I contenziosi climatici, o climate litigations, sono appunto le azioni legali intraprese da individui, gruppi, organizzazioni non governative, o anche governi, per affrontare le questioni legate al cambiamento climatico. Queste azioni possono toccare indirettamente la questione del cambiamento climatico (come nei casi di permessi di estrazione) oppure possono essere esplicitamente basati sul riconoscimento di inandempienze climatiche da parte di governi nazionali (come nel caso “giudizio universale”) o di imprese private. Possono comprendere il ricorso a tribunali nazionali o internazionali per far valere diritti, chiedere risarcimenti, richiedere l'applicazione o l'interpretazione di leggi ambientali, o contestare l'inazione dei governi o delle aziende nel ridurre le emissioni di gas serra o nell'affrontare altre questioni ambientali correlate al clima.

Un recente report del Grantham Research Institute on Climate Change and Environment ha evidenziato come vi sia un trend di crescita in questo senso, dal 2015 sono state intentate oltre 1200 cause giudiziarie legate al clima ed alcune di queste hanno prodotti effetti notevoli.

Un altro elemento interessante che emerge dal report è la portata crescente assunta dai casi di contenzioso climatico. Stanno infatti aumentando quelli che gli autori definiscono casi climatici “strategici”: cause cioè che non si limitano a richiedere pianificazioni specifiche o nuove misure all’interno di uno specifico sistema di scambio di emissioni ma in cui la parte chiamata in causa è lo stato stesso. Queste cause, fra cui rientra il caso “giudizio universale”, mirano al riconoscimento dell’assenza di impegni climatici nazionali adeguati e della generale passività che gli stati nazionali o le imprese private mostrano in relazione a tali impegni.

Un esempio di successo di questi casi climatici strategici è il noto caso “Urgenda  in cui la omonima fondazione olandese ha intentato una causa legale contro il governo dei Paesi Bassi utilizzando, e contribuendo a diffondere, una impostazione human rights-based come base giuridica per il contenzioso climatico.
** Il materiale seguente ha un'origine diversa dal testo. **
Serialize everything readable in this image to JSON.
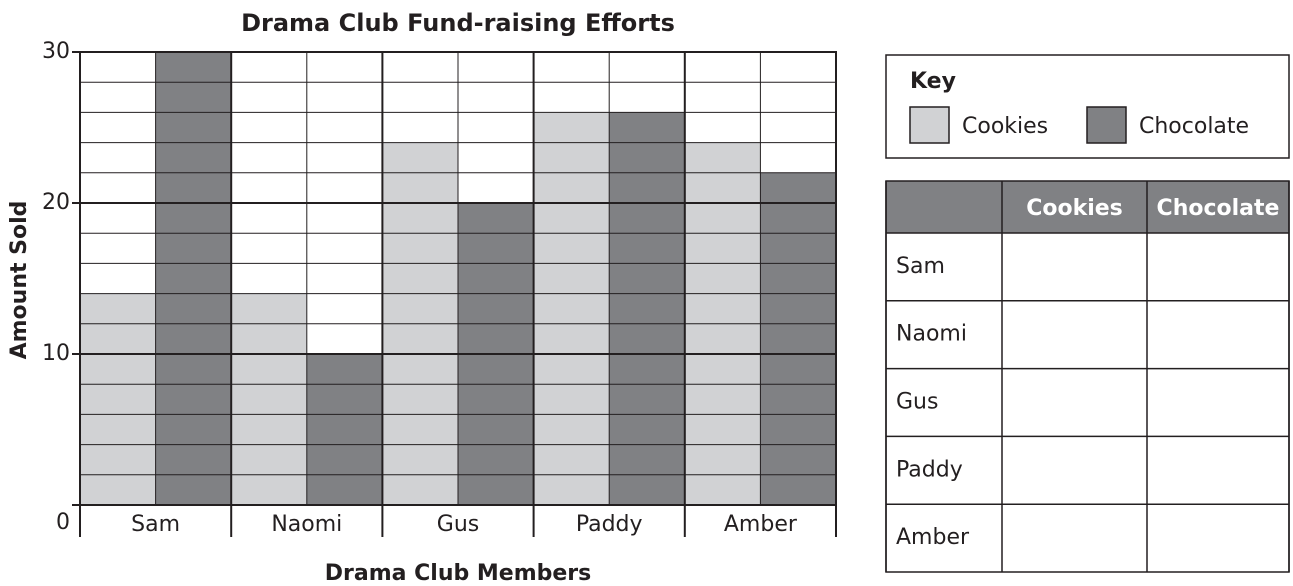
{
  "chart_data": {
    "type": "bar",
    "title": "Drama Club Fund-raising Efforts",
    "x_label": "Drama Club Members",
    "y_label": "Amount Sold",
    "categories": [
      "Sam",
      "Naomi",
      "Gus",
      "Paddy",
      "Amber"
    ],
    "series": [
      {
        "name": "Cookies",
        "color": "#d1d2d4",
        "values": [
          14,
          14,
          24,
          26,
          24
        ]
      },
      {
        "name": "Chocolate",
        "color": "#808184",
        "values": [
          30,
          10,
          20,
          26,
          22
        ]
      }
    ],
    "ylim": [
      0,
      30
    ],
    "yticks": [
      0,
      10,
      20,
      30
    ],
    "minor_yticks": [
      2,
      4,
      6,
      8,
      12,
      14,
      16,
      18,
      22,
      24,
      26,
      28
    ],
    "grid": true,
    "key_title": "Key"
  },
  "table": {
    "columns": [
      "Cookies",
      "Chocolate"
    ],
    "rows": [
      "Sam",
      "Naomi",
      "Gus",
      "Paddy",
      "Amber"
    ],
    "header_color": "#808184"
  }
}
Nel 2015, il tribunale distrettuale dell'Aia ha dato ragione a Urgenda, ordinando al governo olandese di ridurre le emissioni di gas serra del 25% entro il 2020 rispetto ai livelli del 1990.

Un altro elemento interessante che emerge nel caso Urgenda è il fatto che la fondazione olandese ha sostenuto di rappresentare le generazioni attuali e future residenti nei paesi bassi. Questa impostazione ha influenzato profondamente gli attuali trend di climate litigations. Ad esempio nel caso future generations vs ministry of the environment and others  i giovani colombiani hanno sostenuto di rappresentare le generazioni future. Nel casoLeghari v. Federation of Pakistan la Corte Suprema di Lahore ha stabilito che il diritto costituzionale alla vita comprende sia le generazioni future che quelle attuali.
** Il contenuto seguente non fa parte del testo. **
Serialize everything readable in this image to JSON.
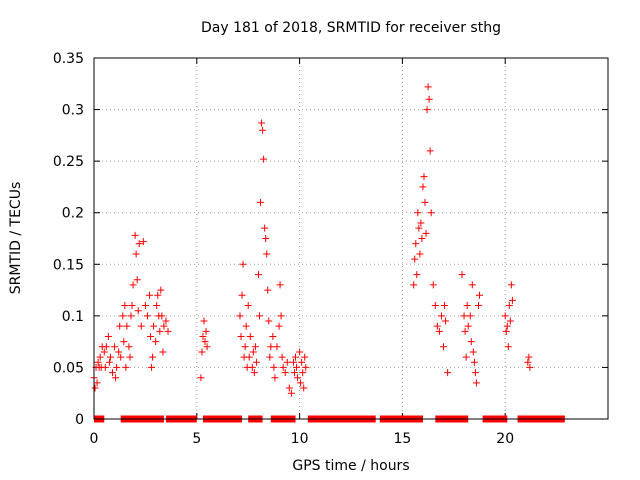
{
  "chart_data": {
    "type": "scatter",
    "title": "Day 181 of 2018, SRMTID for receiver sthg",
    "xlabel": "GPS time / hours",
    "ylabel": "SRMTID / TECUs",
    "xlim": [
      0,
      25
    ],
    "ylim": [
      0,
      0.35
    ],
    "x_ticks": [
      0,
      5,
      10,
      15,
      20
    ],
    "x_tick_labels": [
      "0",
      "5",
      "10",
      "15",
      "20"
    ],
    "y_ticks": [
      0,
      0.05,
      0.1,
      0.15,
      0.2,
      0.25,
      0.3,
      0.35
    ],
    "y_tick_labels": [
      "0",
      "0.05",
      "0.1",
      "0.15",
      "0.2",
      "0.25",
      "0.3",
      "0.35"
    ],
    "grid": true,
    "marker": "+",
    "series": [
      {
        "name": "SRMTID",
        "color": "#ff0000",
        "points": [
          [
            0.0,
            0.04
          ],
          [
            0.05,
            0.03
          ],
          [
            0.1,
            0.05
          ],
          [
            0.15,
            0.035
          ],
          [
            0.2,
            0.055
          ],
          [
            0.25,
            0.05
          ],
          [
            0.3,
            0.06
          ],
          [
            0.35,
            0.05
          ],
          [
            0.4,
            0.07
          ],
          [
            0.5,
            0.065
          ],
          [
            0.55,
            0.05
          ],
          [
            0.6,
            0.07
          ],
          [
            0.7,
            0.08
          ],
          [
            0.75,
            0.055
          ],
          [
            0.8,
            0.06
          ],
          [
            0.9,
            0.045
          ],
          [
            1.0,
            0.07
          ],
          [
            1.05,
            0.04
          ],
          [
            1.1,
            0.05
          ],
          [
            1.2,
            0.065
          ],
          [
            1.25,
            0.09
          ],
          [
            1.3,
            0.06
          ],
          [
            1.4,
            0.1
          ],
          [
            1.45,
            0.075
          ],
          [
            1.5,
            0.11
          ],
          [
            1.55,
            0.05
          ],
          [
            1.6,
            0.09
          ],
          [
            1.7,
            0.07
          ],
          [
            1.75,
            0.06
          ],
          [
            1.8,
            0.1
          ],
          [
            1.85,
            0.11
          ],
          [
            1.9,
            0.13
          ],
          [
            2.0,
            0.178
          ],
          [
            2.05,
            0.16
          ],
          [
            2.1,
            0.135
          ],
          [
            2.15,
            0.105
          ],
          [
            2.2,
            0.17
          ],
          [
            2.3,
            0.09
          ],
          [
            2.4,
            0.172
          ],
          [
            2.5,
            0.11
          ],
          [
            2.6,
            0.1
          ],
          [
            2.7,
            0.12
          ],
          [
            2.75,
            0.08
          ],
          [
            2.8,
            0.05
          ],
          [
            2.85,
            0.06
          ],
          [
            2.9,
            0.09
          ],
          [
            3.0,
            0.075
          ],
          [
            3.05,
            0.11
          ],
          [
            3.1,
            0.12
          ],
          [
            3.15,
            0.1
          ],
          [
            3.2,
            0.085
          ],
          [
            3.25,
            0.125
          ],
          [
            3.3,
            0.1
          ],
          [
            3.35,
            0.065
          ],
          [
            3.4,
            0.09
          ],
          [
            3.5,
            0.095
          ],
          [
            3.6,
            0.085
          ],
          [
            5.2,
            0.04
          ],
          [
            5.25,
            0.065
          ],
          [
            5.3,
            0.08
          ],
          [
            5.35,
            0.095
          ],
          [
            5.4,
            0.075
          ],
          [
            5.45,
            0.085
          ],
          [
            5.5,
            0.07
          ],
          [
            7.1,
            0.1
          ],
          [
            7.15,
            0.08
          ],
          [
            7.2,
            0.12
          ],
          [
            7.25,
            0.15
          ],
          [
            7.3,
            0.06
          ],
          [
            7.35,
            0.07
          ],
          [
            7.4,
            0.09
          ],
          [
            7.45,
            0.05
          ],
          [
            7.5,
            0.11
          ],
          [
            7.55,
            0.06
          ],
          [
            7.6,
            0.08
          ],
          [
            7.7,
            0.05
          ],
          [
            7.75,
            0.065
          ],
          [
            7.8,
            0.045
          ],
          [
            7.85,
            0.07
          ],
          [
            7.9,
            0.055
          ],
          [
            8.0,
            0.14
          ],
          [
            8.05,
            0.1
          ],
          [
            8.1,
            0.21
          ],
          [
            8.15,
            0.287
          ],
          [
            8.2,
            0.28
          ],
          [
            8.25,
            0.252
          ],
          [
            8.3,
            0.185
          ],
          [
            8.35,
            0.175
          ],
          [
            8.4,
            0.16
          ],
          [
            8.45,
            0.125
          ],
          [
            8.5,
            0.095
          ],
          [
            8.55,
            0.06
          ],
          [
            8.6,
            0.07
          ],
          [
            8.7,
            0.08
          ],
          [
            8.75,
            0.05
          ],
          [
            8.8,
            0.04
          ],
          [
            8.9,
            0.07
          ],
          [
            9.0,
            0.09
          ],
          [
            9.05,
            0.13
          ],
          [
            9.1,
            0.1
          ],
          [
            9.15,
            0.06
          ],
          [
            9.2,
            0.05
          ],
          [
            9.3,
            0.045
          ],
          [
            9.4,
            0.055
          ],
          [
            9.5,
            0.03
          ],
          [
            9.6,
            0.025
          ],
          [
            9.7,
            0.055
          ],
          [
            9.75,
            0.045
          ],
          [
            9.8,
            0.06
          ],
          [
            9.85,
            0.05
          ],
          [
            9.9,
            0.04
          ],
          [
            10.0,
            0.065
          ],
          [
            10.05,
            0.035
          ],
          [
            10.1,
            0.055
          ],
          [
            10.15,
            0.045
          ],
          [
            10.2,
            0.03
          ],
          [
            10.25,
            0.06
          ],
          [
            10.3,
            0.05
          ],
          [
            15.55,
            0.13
          ],
          [
            15.6,
            0.155
          ],
          [
            15.65,
            0.17
          ],
          [
            15.7,
            0.14
          ],
          [
            15.75,
            0.2
          ],
          [
            15.8,
            0.185
          ],
          [
            15.85,
            0.16
          ],
          [
            15.9,
            0.19
          ],
          [
            15.95,
            0.175
          ],
          [
            16.0,
            0.225
          ],
          [
            16.05,
            0.235
          ],
          [
            16.1,
            0.21
          ],
          [
            16.15,
            0.18
          ],
          [
            16.2,
            0.3
          ],
          [
            16.25,
            0.322
          ],
          [
            16.3,
            0.31
          ],
          [
            16.35,
            0.26
          ],
          [
            16.4,
            0.2
          ],
          [
            16.5,
            0.13
          ],
          [
            16.6,
            0.11
          ],
          [
            16.7,
            0.09
          ],
          [
            16.8,
            0.085
          ],
          [
            16.9,
            0.1
          ],
          [
            17.0,
            0.07
          ],
          [
            17.05,
            0.11
          ],
          [
            17.1,
            0.095
          ],
          [
            17.2,
            0.045
          ],
          [
            17.9,
            0.14
          ],
          [
            18.0,
            0.1
          ],
          [
            18.05,
            0.085
          ],
          [
            18.1,
            0.06
          ],
          [
            18.15,
            0.11
          ],
          [
            18.2,
            0.09
          ],
          [
            18.3,
            0.1
          ],
          [
            18.35,
            0.075
          ],
          [
            18.4,
            0.13
          ],
          [
            18.45,
            0.065
          ],
          [
            18.5,
            0.055
          ],
          [
            18.55,
            0.045
          ],
          [
            18.6,
            0.035
          ],
          [
            18.7,
            0.11
          ],
          [
            18.75,
            0.12
          ],
          [
            20.0,
            0.1
          ],
          [
            20.05,
            0.085
          ],
          [
            20.1,
            0.09
          ],
          [
            20.15,
            0.07
          ],
          [
            20.2,
            0.11
          ],
          [
            20.25,
            0.095
          ],
          [
            20.3,
            0.13
          ],
          [
            20.35,
            0.115
          ],
          [
            21.1,
            0.055
          ],
          [
            21.15,
            0.06
          ],
          [
            21.2,
            0.05
          ]
        ],
        "zero_segments": [
          [
            0.0,
            0.5
          ],
          [
            1.3,
            3.4
          ],
          [
            3.5,
            5.0
          ],
          [
            5.3,
            7.2
          ],
          [
            7.5,
            8.2
          ],
          [
            8.6,
            9.8
          ],
          [
            10.4,
            13.7
          ],
          [
            13.9,
            16.0
          ],
          [
            16.6,
            18.2
          ],
          [
            18.9,
            20.1
          ],
          [
            20.6,
            22.9
          ]
        ]
      }
    ]
  }
}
In sostanza emerge sempre di più la volontà di costituire le generazioni future come soggetto giuridico autonomo attraverso l’istituzione dei contenziosi climatici. Emergono tuttavia numerose difficoltà. Poiché non possono intentare una causa, le generazioni future non possono essere considerate querelanti nei procedimenti giudiziari. Ed inoltre poiché esse non esistono attualmente sembra essere molto difficile presentare una causa ricorrendo ad una idea tradizionale di danno, a meno che quest’ultima non venga radicalmente modificata. Non a caso, la scelta dei legali del caso “giudizio universale”  è stata quella di non ricorrere ad una idea di generazioni future come soggetto giuridico autonomo come base dell’impianto accusatorio. Questo tuttavia è un tema pressante poiché l’efficacia e diffusione dei contenziosi climatici potrebbe dipendere ampiamente dalla capacità dei sistemi giuridici nazionali di riconoscere una collocazione giuridica al soggetto rappresentato dalle generazioni future.